The U.S. Attorney for Arizona filed a criminal complaint Monday charging Carlos Cortez and Jose Luis Zepeda-Cruz with conspiring to transport 28 to 30 illegal immigrants from Mexico, including 18 people loaded into the truck that crashed.
Zepeda-Cruz, 24, was accused of leading the group into the United States near Naco. Cortez, 29, was identified as a passenger in the pickup, one of two trucks involved in the smuggling operation.
Smugglers who formerly used their own or friends’ vehicles have turned to newer, better conditioned, high-speed stolen vehicles for their smuggling operations, according to Valenzuela.
He said that enables them to drive more recklessly and with an increased willingness to run from law enforcement officers.

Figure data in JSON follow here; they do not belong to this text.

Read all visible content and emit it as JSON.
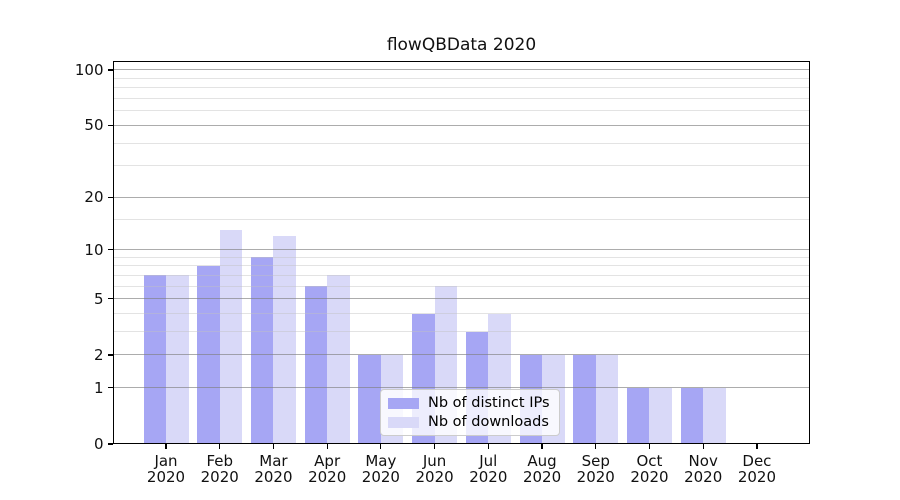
{
  "chart_data": {
    "type": "bar",
    "title": "flowQBData 2020",
    "categories": [
      "Jan 2020",
      "Feb 2020",
      "Mar 2020",
      "Apr 2020",
      "May 2020",
      "Jun 2020",
      "Jul 2020",
      "Aug 2020",
      "Sep 2020",
      "Oct 2020",
      "Nov 2020",
      "Dec 2020"
    ],
    "x_tick_labels_line1": [
      "Jan",
      "Feb",
      "Mar",
      "Apr",
      "May",
      "Jun",
      "Jul",
      "Aug",
      "Sep",
      "Oct",
      "Nov",
      "Dec"
    ],
    "x_tick_labels_line2": [
      "2020",
      "2020",
      "2020",
      "2020",
      "2020",
      "2020",
      "2020",
      "2020",
      "2020",
      "2020",
      "2020",
      "2020"
    ],
    "series": [
      {
        "name": "Nb of distinct IPs",
        "color": "#a6a6f4",
        "values": [
          7,
          8,
          9,
          6,
          2,
          4,
          3,
          2,
          2,
          1,
          1,
          0
        ]
      },
      {
        "name": "Nb of downloads",
        "color": "#d9d9f8",
        "values": [
          7,
          13,
          12,
          7,
          2,
          6,
          4,
          2,
          2,
          1,
          1,
          0
        ]
      }
    ],
    "y_axis": {
      "scale": "log10(1+y)",
      "major_ticks": [
        100,
        50,
        20,
        10,
        5,
        2,
        1,
        0
      ],
      "minor_gridlines": [
        3,
        4,
        6,
        7,
        8,
        9,
        15,
        30,
        40,
        60,
        70,
        80,
        90
      ],
      "ylim": [
        0,
        112
      ]
    },
    "legend": {
      "position": "lower center"
    },
    "grid": true
  },
  "colors": {
    "bar_distinct_ips": "#a6a6f4",
    "bar_downloads": "#d9d9f8",
    "major_grid": "#808080",
    "minor_grid": "#c0c0c0",
    "axis": "#000000",
    "background": "#ffffff"
  }
}
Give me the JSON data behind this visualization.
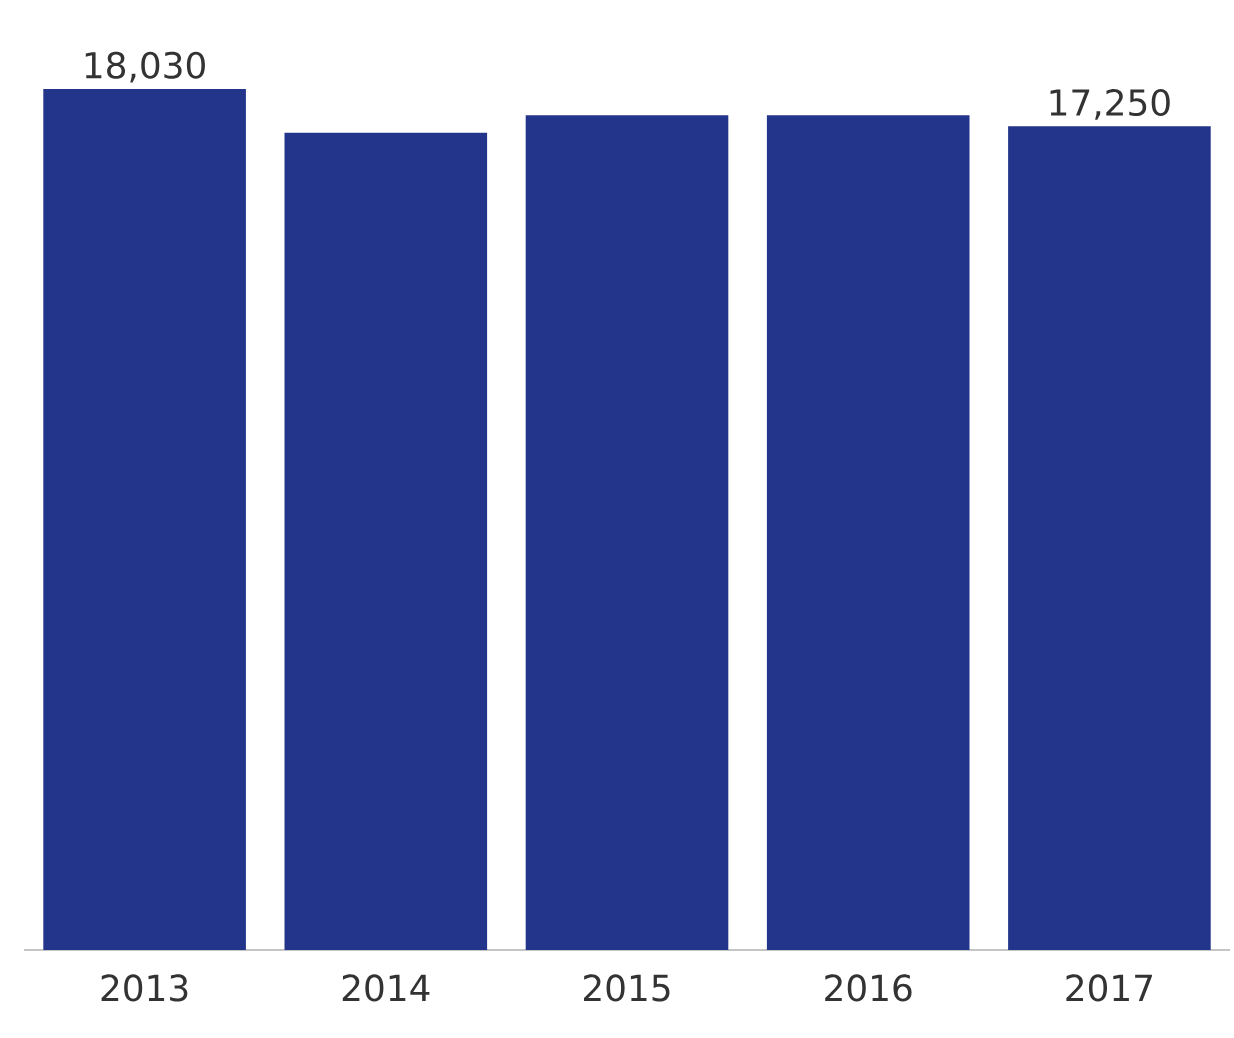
{
  "chart_data": {
    "type": "bar",
    "categories": [
      "2013",
      "2014",
      "2015",
      "2016",
      "2017"
    ],
    "values": [
      18030,
      17110,
      17480,
      17480,
      17250
    ],
    "value_labels": [
      "18,030",
      null,
      null,
      null,
      "17,250"
    ],
    "color": "#23358a"
  }
}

“I think it is fairly indicative of the greater risk everybody who has to share the highway with these guys has to encounter,” Preston said. “What we see now with these professional (smuggling) organizations is they’re becoming more violent, more reckless, more desperate, high rates of speed.”
“The smugglers are definitely becoming more violent and more organized,” said Kat Rodriguez, coordinating organizer for the Arizona Border Rights Coalition.
She said smugglers view immigrants strictly as “a commodity and not a human being” and U.S. immigration policies have helped make smuggling so profitable.
Cochise County Sheriff Larry Devers said the greed of smugglers has “overcome their senses.”